Demgegenüber verfügen Clubs wie Altach oder Wolfsberg kaum über die finanziellen und infrastrukturtechnischen Kapazitäten, um Spitzenfußball zu entfalten. Nach Jahren gelang es nun dem Traditionsclub Sturm Graz, den vorherigen Abonnementmeister RB Salzburg zu entthronen.

Die besten österreichischen Spieler sind jedoch darauf angewiesen, ihre Potenziale bei Topclubs in den internationalen Eliteligen zur Entfaltung zu bringen. Dies gelingt immer häufiger.

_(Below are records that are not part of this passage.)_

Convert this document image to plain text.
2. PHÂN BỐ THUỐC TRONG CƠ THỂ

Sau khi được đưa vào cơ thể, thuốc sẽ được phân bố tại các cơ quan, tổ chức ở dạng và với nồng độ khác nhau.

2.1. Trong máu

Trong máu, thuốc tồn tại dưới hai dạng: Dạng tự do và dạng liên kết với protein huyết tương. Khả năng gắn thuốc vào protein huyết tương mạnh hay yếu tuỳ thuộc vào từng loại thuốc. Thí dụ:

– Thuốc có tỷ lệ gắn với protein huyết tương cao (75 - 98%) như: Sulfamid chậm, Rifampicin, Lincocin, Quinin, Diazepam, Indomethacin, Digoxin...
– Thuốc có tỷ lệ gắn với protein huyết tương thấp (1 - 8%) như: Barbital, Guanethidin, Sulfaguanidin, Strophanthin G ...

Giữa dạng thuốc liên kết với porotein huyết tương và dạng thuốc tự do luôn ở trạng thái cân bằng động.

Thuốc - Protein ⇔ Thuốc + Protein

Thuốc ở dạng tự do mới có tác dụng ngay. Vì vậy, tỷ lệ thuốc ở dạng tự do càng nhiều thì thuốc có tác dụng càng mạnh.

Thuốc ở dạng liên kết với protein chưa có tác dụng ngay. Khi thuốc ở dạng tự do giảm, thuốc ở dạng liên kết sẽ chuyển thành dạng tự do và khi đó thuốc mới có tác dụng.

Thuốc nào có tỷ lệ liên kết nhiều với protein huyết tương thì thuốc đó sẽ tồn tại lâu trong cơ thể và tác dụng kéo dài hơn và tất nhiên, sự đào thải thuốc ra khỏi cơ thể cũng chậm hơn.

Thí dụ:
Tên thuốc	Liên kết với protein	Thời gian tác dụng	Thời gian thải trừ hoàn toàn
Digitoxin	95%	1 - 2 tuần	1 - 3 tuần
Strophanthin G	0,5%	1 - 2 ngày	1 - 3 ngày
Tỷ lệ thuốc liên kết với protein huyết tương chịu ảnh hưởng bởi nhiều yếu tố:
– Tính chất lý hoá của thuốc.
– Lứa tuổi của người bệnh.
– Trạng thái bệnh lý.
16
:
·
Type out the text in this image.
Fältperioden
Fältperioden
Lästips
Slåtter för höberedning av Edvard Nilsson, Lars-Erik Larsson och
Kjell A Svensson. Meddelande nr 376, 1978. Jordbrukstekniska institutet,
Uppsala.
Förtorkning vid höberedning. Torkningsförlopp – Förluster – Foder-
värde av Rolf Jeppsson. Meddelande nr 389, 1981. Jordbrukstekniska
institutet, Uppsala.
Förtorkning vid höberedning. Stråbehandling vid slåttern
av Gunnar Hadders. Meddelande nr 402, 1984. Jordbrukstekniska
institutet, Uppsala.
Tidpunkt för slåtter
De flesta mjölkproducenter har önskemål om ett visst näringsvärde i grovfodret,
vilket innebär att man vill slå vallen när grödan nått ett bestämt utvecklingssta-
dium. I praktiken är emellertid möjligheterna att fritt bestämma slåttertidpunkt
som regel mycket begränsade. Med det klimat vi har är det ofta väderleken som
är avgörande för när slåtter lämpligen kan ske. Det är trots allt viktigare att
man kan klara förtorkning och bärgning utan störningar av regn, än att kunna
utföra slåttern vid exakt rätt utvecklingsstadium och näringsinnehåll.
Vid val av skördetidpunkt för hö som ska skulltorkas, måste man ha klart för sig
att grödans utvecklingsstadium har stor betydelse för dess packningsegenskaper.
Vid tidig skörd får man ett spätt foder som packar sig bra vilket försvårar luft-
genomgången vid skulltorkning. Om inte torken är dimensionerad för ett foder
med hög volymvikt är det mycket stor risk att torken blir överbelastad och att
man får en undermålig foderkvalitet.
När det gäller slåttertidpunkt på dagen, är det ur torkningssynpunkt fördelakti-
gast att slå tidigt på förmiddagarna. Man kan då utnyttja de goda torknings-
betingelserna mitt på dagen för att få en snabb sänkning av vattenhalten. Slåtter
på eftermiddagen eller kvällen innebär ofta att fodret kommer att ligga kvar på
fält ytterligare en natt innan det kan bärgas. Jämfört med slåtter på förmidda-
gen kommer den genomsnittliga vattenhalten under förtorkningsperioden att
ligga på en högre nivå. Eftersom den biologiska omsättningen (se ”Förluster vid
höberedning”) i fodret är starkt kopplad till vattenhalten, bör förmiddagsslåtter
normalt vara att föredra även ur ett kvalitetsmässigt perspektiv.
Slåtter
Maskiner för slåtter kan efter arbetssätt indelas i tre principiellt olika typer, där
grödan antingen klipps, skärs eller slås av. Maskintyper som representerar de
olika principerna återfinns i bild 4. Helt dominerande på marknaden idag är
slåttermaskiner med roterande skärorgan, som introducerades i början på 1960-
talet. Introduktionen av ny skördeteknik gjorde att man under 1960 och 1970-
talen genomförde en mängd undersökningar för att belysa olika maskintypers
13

Die Nationalmannschaft kann auf Leistungsträger bauen, von denen die meisten seit Längerem Stammspieler in Vereinen der deutschen Bundesliga, der italienischen Serie A oder der französischen Ligue 1 sind.

Rangnick hat sich freie Hand als Trainer ausbedungen

Der Erfolg des Teams hängt nun davon ab, dass es der Leitung gelingt, die individuellen Potenziale bestmöglich zu kombinieren und zur Entfaltung kommen zu lassen. Während Franco Foda, dem EM-Trainer von 2021, vorgeworfen wurde, die unbestrittene Klasse des Kaders in ein zu enges taktisches Korsett zu zwängen, scheint Rangnick das passende Rezept gefunden zu haben.

Der langjährige „Head of Sport and Development Soccer“ bei der Red Bull GmbH hat sich bei seinem Amtsantritt als ÖFB-Trainer umfassende Befugnisse ausbedungen. Gleichzeitig ließ er nie einen Zweifel an seiner Entschlossenheit, das österreichische Nationalteam als seine Top-Priorität für die kommenden Jahre zu betrachten. Erst vor wenigen Wochen schlug er zugunsten der Österreicher ein wesentlich höher dotiertes Trainerangebot beim FC Bayern München aus.

Ob es Rangnick gelingen wird, den bislang größten Erfolg für das ÖFB-Team bei einer EM im Turniermodus zu übertreffen und ins Viertelfinale einzuziehen, wird sich am 2. Juli an Rangnicks alter Wirkungsstätte in Leipzig zeigen. Gelingt es, ins Viertelfinale vorzustoßen, könnte Belgien der nächste hochkarätige Gegner sein.

Doskozil spricht von „Wunderteam 2024“

Die Fußballeuphorie in Österreich kennt jedoch schon jetzt keine Grenzen mehr. Der burgenländische Landeshauptmann Hans Peter Doskozil schreibt auf Facebook jetzt schon vom „Wunderteam 2024“ und schwärmt:

„Heute haben wir gesehen, was für unsere Nationalelf im Achtelfinale alles möglich ist.“

Auch der israelische Botschafter in Österreich, David Roet, beglückwünschte die Mannschaft auf X.

Das „ballesterer“-Magazin sieht sich bei Österreichs Team zumindest, was „Rahmenbedingungen, Laune und Erfolg“ anbelangt, an die deutsche Weltmeisterelf 1990 erinnert.